Sunday, December 11, 2005

The Soft Stuff of Management

A couple of days ago, I was lucky enough to have lunch with a friend of mine currently working towards his MBA. His schedule has been rather full, as you can imagine, at though we lived in rather close proximity, I had only seen him once every 6-8 weeks or so. After catching up, the conversation turned to his classmates with whom he sent roughly 70 hours a week. We were talking about the different social interactions between various groups of people when he used the term "mainland haole." For those of you unfamiliar with the Hawaiian language, "haole" technically means foreigner but has come to only be applied to those of Caucasian decent. My friend is from an affluent suburb of San Francisco but has spent many years overseas and served as a police officer as well before his poor driving skills earned him a medical discharge. A shrewd judge of character, if not motion and distance, he had pretty much separated the class into mainland haoles, locals and Pac Rim (Pacific Rim) students. Of the three, he generally categorized the local people as having the best people skills. This makes sense as relationships are a far better gauge of success in Hawaii than actual competence. He went on to say that the mainland haoles were mostly nice but when the pressure was on, they could become very rude and selfish. They also had a habit of talking down to their classmates. This wasn't news to me either. Growing up in Hawaii and watching the way the mainland tourist spoke to locals, I was quite aware of this style of communication.

But most interesting to me was the behavior of the Pac Rim students. As far as the hard stuff went, they were very competent but their people skills were generally below par.
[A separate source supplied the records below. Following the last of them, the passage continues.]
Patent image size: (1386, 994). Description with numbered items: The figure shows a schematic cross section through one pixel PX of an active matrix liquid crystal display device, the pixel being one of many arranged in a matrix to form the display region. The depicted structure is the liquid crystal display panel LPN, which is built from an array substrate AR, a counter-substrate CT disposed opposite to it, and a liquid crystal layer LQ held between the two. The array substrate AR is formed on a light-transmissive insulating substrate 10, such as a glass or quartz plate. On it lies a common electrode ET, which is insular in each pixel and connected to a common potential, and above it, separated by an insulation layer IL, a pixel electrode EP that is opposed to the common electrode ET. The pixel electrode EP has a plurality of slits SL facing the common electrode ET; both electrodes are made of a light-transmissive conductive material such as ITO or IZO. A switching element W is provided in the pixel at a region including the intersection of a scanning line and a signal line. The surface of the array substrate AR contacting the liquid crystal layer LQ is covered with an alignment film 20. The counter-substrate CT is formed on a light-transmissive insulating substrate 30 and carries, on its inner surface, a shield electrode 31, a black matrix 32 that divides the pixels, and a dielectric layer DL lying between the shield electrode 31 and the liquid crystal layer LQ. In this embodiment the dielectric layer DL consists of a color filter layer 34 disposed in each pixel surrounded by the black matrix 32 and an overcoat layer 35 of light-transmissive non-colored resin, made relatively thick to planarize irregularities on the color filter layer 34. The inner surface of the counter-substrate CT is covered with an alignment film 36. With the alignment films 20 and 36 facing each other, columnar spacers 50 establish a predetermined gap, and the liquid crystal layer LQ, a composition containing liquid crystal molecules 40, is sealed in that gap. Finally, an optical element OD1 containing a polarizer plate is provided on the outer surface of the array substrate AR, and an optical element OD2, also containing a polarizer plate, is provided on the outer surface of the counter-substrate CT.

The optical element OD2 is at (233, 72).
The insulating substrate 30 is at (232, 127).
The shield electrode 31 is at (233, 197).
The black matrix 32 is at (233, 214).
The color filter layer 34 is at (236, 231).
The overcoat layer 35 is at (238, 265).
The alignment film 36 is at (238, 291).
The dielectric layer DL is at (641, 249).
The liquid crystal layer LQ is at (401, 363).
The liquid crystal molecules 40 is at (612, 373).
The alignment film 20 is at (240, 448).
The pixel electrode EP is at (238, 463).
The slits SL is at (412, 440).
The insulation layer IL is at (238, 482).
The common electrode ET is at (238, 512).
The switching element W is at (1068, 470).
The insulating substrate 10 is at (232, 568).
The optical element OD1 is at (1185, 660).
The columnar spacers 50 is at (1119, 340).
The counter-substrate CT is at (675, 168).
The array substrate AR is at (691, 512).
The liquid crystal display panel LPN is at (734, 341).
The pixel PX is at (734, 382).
Though they brought prodigious skills to the table, they were often problematic teammates, creating difficulties for themselves and everybody around them. To me this is the greatest failing of the Asian style of education- a focus on the hard stuff at the exclusion and denegration of everything else. That's why there is simply no star management talent coming out of Asia. Kishore Mahbubani- current Dean of the Lee Kew Yuan School of Public Policy and former Singaporean ambassador to the UN, wrote a very controversial book called Can Asian Think? He asks why Asians, when thaken out of their native culture, generally excel in every new environment but yet, most of the Asian countries short of Japan and nominally Korea and Taiwan, are considered developing nations? What it is about the culture that limits their development? The answer clearly is in the educational system. Tacitus once wrote, "In order to know the character of any people, you have only to observe what they love." Asian culture is hamstrung by tradition. In a rapidly accelerating global economy, this creates a great deal of difficulty. Asians love education, but the education they love is symbolic of their character-based language. Memorization matters above all. If you have mental energy left, you simply need to memorize more, not ponder why or how.

I see this that my old high school, Iolani. Generally considered the most academically demanding prep school in Hawaii, my experience with its current student body has been uniformly poor. Out of a group of 15 kids I had close contact with over an extended period of time, only one exhibited the beginnings of any critical thinking skills. I remember my days back at that institution. Critical thinking simply wasn't tolerated. You were expected to memorize and regurgitate. Instead of evolving the method, the school insists it is preparing its students for life by asking them to memorize more thereby understanding less. Iolani is doing nothing but traing a superlative group of middle managers for Citigroup, none of whom will be able to afford the tuition to send their children to Iolani.

So where's the tipping point? When does China and the rest of Pac Rim countries start realizing that the soft stuff is the very lifeblood of management? When will they learn that intellectual property rights are the sine qua non of a truly developed nation? I think it's a long way away. Until the Pac Rim students start taking the "people" part of management seriously, their own countries will always be rife with rampart corruption and developmental woes. Do they ignore it because they lack proficiency or do they lack proficiency because they ignore it? I don't know, and I question if their social fabric can withstand such a change.